CSMA (Carrier Sense Multiple Access) : Méthode d’accès au support où chaque station écoute le canal avant de transmettre. La transmission ne débute que si le support est libre, c’est-à-dire qu’aucune porteuse n’est détectée. La méthode permet de réduire le risque de collision en vérifiant la disponibilité du support.
CSMA/CD (Carrier Sense Multiple Access with Collision Detection) : Extension du CSMA où, en plus de l’écoute préalable, chaque station détecte la présence d’une collision pendant sa transmission. Si une collision est détectée, la station cesse d’émettre, attend un délai aléatoire selon un algorithme de backoff, puis tente de retransmettre. Ce mécanisme permet de gérer efficacement les collisions et d’assurer une meilleure utilisation du support dans Ethernet.
Principe de détection de collision : Lorsqu’une station envoie une trame, elle surveille en permanence le support. Si une différence entre le signal émis et celui reçu est détectée, cela indique une collision. La station intervient alors pour arrêter sa transmission et initier une procédure de retransmission après un délai aléatoire.
Reprise après collision : Après avoir détecté une collision, la station attend un délai aléatoire déterminé par un algorithme de backoff binaire exponentiel. Elle retransmet ensuite la trame si le support est libre, ce qui limite la probabilité de collisions successives.
Utilisation spécifique dans Ethernet : CSMA/CD est la méthode d’accès utilisée dans Ethernet (IEEE 802.3). Elle permet à plusieurs stations de partager un même support de transmission en évitant ou en gérant efficacement les collisions, notamment grâce à la détection et à la reprise après collision.

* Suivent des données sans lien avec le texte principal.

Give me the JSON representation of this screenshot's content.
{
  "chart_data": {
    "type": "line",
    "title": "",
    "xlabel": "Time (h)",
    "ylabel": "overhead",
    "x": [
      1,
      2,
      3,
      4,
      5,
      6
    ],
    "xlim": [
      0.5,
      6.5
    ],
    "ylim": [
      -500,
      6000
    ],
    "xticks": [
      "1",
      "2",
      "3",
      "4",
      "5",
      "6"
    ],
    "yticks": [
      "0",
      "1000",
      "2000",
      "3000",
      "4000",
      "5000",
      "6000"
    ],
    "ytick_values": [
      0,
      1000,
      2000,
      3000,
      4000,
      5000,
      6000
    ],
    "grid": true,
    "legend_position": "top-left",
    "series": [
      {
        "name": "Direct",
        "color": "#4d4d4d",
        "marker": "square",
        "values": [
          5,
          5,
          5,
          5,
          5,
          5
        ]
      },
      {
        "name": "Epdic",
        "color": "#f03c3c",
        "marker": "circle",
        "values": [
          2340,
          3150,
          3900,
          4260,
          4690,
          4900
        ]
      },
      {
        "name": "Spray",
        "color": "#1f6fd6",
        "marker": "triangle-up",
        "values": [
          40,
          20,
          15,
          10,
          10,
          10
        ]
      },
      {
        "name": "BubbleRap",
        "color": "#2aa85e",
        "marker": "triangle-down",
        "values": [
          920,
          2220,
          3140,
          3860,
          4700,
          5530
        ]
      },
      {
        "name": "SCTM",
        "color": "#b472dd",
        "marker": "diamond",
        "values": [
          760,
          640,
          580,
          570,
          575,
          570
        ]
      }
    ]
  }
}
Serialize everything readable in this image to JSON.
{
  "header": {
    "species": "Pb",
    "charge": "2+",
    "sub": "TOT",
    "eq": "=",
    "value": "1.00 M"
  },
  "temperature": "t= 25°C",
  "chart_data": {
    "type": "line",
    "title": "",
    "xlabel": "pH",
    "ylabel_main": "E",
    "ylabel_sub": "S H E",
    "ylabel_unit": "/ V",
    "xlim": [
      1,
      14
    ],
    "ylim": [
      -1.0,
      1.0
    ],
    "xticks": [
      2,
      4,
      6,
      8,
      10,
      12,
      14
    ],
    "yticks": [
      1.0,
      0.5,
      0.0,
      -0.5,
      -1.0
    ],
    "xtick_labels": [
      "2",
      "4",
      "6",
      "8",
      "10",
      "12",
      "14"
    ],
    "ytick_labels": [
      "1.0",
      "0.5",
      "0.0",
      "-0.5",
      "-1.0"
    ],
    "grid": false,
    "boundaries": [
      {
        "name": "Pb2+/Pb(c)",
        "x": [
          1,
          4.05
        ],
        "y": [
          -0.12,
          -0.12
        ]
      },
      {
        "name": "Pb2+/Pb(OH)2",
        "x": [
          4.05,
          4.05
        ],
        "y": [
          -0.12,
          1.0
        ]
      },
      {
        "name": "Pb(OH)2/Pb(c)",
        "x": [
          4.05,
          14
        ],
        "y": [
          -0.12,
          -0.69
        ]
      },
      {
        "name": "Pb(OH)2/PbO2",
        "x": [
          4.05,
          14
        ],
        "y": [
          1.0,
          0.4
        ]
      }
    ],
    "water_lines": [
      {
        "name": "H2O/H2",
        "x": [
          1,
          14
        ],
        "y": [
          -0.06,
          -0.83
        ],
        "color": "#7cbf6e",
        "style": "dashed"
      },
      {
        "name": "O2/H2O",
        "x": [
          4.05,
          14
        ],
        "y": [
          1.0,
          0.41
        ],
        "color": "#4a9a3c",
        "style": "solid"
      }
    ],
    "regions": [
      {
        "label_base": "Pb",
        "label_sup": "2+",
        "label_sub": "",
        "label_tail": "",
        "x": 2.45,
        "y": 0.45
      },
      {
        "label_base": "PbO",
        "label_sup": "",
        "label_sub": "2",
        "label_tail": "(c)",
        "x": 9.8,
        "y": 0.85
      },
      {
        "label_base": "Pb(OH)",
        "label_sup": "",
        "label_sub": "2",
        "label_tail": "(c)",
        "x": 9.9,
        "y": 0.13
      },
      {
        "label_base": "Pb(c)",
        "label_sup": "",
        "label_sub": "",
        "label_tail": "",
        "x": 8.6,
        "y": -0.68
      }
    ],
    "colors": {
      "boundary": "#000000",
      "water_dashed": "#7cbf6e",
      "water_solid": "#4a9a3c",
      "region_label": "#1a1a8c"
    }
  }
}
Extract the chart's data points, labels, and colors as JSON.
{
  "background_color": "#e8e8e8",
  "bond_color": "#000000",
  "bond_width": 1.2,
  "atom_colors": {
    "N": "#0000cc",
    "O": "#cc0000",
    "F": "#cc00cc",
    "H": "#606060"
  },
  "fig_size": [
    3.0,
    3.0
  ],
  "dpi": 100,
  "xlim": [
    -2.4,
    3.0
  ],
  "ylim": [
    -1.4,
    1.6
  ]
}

CSMA et CSMA/CD sont des méthodes d’accès qui permettent de gérer efficacement le partage du support dans un réseau local Ethernet en détectant et en gérant les collisions, assurant ainsi une utilisation optimale du réseau.
Algorithme de Backoff binaire exponentiel : Méthode utilisée pour déterminer la durée d’attente aléatoire avant une retransmission après une collision. La durée d’attente est choisie de façon aléatoire dans une fenêtre dont la taille double à chaque collision successivement, afin de réduire la probabilité de collisions répétées.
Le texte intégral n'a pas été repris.